Attualità

Dom. 9-7-17 (Erdogan)

Anche il tema di questo Domenicale non può evitare di misurarsi sul problema enorme dei migranti. In merito mi pare giustificato il proclama nazionale di dover porre un limite agli sbarchi. Ritengo che sia lecito stabilire un criterio: noi consentiamo lo sbarco solo dei migranti recuperati da navi battenti bandiera italiana o da noi autorizzate. Dove il salvataggio sia avvenuto da parte di imbarcazioni di altro Paese, ne rifiutiamo lo sbarco, questo avvenga trasferiscano nei porti verso cui sono diretti per scaricarvi persone o merci. Naturalmente noi non negheremmo una assistenza elementare, rifornendo quelle navi di acqua e cibo per nutrire gli ospiti non voluti, pronti anche a far discendere quanti necessitino di interventi medici, di ricoveri ospedalieri.

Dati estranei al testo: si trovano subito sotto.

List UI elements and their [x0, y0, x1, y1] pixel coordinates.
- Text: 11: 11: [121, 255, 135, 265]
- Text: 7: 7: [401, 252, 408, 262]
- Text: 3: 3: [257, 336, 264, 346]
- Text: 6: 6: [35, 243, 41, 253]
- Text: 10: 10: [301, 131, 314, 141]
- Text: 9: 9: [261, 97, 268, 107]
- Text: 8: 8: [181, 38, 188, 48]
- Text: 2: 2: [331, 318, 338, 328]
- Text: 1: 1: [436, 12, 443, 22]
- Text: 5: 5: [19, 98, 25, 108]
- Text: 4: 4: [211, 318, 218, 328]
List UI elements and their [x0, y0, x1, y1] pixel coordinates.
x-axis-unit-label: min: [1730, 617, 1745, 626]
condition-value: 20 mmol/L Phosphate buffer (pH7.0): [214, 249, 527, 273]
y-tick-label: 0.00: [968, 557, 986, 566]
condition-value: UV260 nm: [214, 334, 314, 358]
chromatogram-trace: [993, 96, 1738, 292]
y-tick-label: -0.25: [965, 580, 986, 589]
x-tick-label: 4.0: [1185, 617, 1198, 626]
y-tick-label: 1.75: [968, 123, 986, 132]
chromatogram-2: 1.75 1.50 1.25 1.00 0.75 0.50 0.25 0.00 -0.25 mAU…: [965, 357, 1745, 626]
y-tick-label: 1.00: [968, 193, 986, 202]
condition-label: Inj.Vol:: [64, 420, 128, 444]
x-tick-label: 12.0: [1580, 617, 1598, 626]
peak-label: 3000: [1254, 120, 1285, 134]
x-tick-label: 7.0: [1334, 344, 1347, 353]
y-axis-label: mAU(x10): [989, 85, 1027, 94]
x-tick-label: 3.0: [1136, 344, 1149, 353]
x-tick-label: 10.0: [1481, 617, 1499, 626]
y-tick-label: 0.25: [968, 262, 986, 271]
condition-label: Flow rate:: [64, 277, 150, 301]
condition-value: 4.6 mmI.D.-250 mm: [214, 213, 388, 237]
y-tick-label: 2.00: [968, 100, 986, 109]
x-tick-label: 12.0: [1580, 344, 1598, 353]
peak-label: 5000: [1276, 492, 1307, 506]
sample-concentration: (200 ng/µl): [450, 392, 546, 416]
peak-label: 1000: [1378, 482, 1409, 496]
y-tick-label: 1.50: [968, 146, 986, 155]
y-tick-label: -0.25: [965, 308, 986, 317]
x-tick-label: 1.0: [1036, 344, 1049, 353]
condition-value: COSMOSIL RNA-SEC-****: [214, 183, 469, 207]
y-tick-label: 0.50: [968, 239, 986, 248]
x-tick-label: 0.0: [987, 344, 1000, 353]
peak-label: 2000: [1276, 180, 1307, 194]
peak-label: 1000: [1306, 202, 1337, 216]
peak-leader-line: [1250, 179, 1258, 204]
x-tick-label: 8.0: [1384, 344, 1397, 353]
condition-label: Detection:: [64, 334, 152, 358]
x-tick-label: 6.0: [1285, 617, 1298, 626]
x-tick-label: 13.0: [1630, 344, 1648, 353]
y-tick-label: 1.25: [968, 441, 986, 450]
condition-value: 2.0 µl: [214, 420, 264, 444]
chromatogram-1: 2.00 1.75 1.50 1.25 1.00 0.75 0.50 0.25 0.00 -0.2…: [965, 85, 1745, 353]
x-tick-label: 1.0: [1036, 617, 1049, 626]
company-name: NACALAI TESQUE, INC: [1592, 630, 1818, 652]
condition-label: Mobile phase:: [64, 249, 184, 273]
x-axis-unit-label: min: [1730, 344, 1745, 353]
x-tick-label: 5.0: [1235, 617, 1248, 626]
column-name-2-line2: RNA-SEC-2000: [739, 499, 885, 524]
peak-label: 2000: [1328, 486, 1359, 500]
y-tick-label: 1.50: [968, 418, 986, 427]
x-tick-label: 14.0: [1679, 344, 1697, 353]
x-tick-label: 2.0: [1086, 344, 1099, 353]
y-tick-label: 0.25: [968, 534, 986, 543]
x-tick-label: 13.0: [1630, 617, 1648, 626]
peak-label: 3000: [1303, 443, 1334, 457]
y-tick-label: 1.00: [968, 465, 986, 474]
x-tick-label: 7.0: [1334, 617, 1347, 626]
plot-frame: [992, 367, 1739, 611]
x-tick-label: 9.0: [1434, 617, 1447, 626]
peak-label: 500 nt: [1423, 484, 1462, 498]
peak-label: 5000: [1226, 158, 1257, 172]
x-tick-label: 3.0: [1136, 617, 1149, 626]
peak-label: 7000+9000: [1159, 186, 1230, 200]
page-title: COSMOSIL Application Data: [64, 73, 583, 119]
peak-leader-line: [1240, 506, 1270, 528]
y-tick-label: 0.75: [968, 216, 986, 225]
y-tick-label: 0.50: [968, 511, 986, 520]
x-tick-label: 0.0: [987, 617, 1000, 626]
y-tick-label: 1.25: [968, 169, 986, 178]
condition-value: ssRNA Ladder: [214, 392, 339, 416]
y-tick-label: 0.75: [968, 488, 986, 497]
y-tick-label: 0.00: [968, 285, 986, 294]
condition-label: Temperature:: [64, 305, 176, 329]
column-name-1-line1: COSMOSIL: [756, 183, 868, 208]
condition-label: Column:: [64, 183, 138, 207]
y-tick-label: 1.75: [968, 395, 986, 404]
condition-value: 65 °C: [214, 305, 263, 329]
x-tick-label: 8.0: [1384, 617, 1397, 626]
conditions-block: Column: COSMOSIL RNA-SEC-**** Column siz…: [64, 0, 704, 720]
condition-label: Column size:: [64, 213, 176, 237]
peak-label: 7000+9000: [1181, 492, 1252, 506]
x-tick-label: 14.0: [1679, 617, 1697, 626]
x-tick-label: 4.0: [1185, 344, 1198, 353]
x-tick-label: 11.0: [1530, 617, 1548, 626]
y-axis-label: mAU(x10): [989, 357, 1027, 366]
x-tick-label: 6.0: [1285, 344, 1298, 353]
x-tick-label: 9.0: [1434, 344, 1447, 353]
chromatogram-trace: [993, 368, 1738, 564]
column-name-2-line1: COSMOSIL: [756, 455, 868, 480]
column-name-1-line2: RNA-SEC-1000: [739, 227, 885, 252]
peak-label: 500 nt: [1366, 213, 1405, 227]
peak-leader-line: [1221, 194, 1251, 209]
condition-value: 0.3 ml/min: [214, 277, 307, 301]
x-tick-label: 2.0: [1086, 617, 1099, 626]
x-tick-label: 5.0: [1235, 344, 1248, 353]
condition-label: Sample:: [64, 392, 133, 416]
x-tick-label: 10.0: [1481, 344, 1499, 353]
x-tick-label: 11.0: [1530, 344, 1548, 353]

Queste imbarcazioni incontrano il veto a disfarsi della loro non gradita mercanzia nei porti di arrivo? Bene, affare loro, se la vedano con le loro autorità portuali o statali, altrimenti siano costretti a tenersi a bordo all’infinito quelle presenze, dando la possibilità a Alessandro Baricco di inventare nuove mirabolanti storie adatte al suo repertorio. Beninteso tutto ciò trasgredisce a non so quante leggi, a cominciare da quella sancita a Dublino per cui ogni Paese dovrebbe farsi carico dell’accoglienza dei ripescati nei propri mari. Ma arrivati a questo punto di non poter più sostenere nuovi arrivi, dobbiamo pure prenderci la responsabilità di cancellare motu proprio qualche legge pur se stabilita anche con la nostra firma.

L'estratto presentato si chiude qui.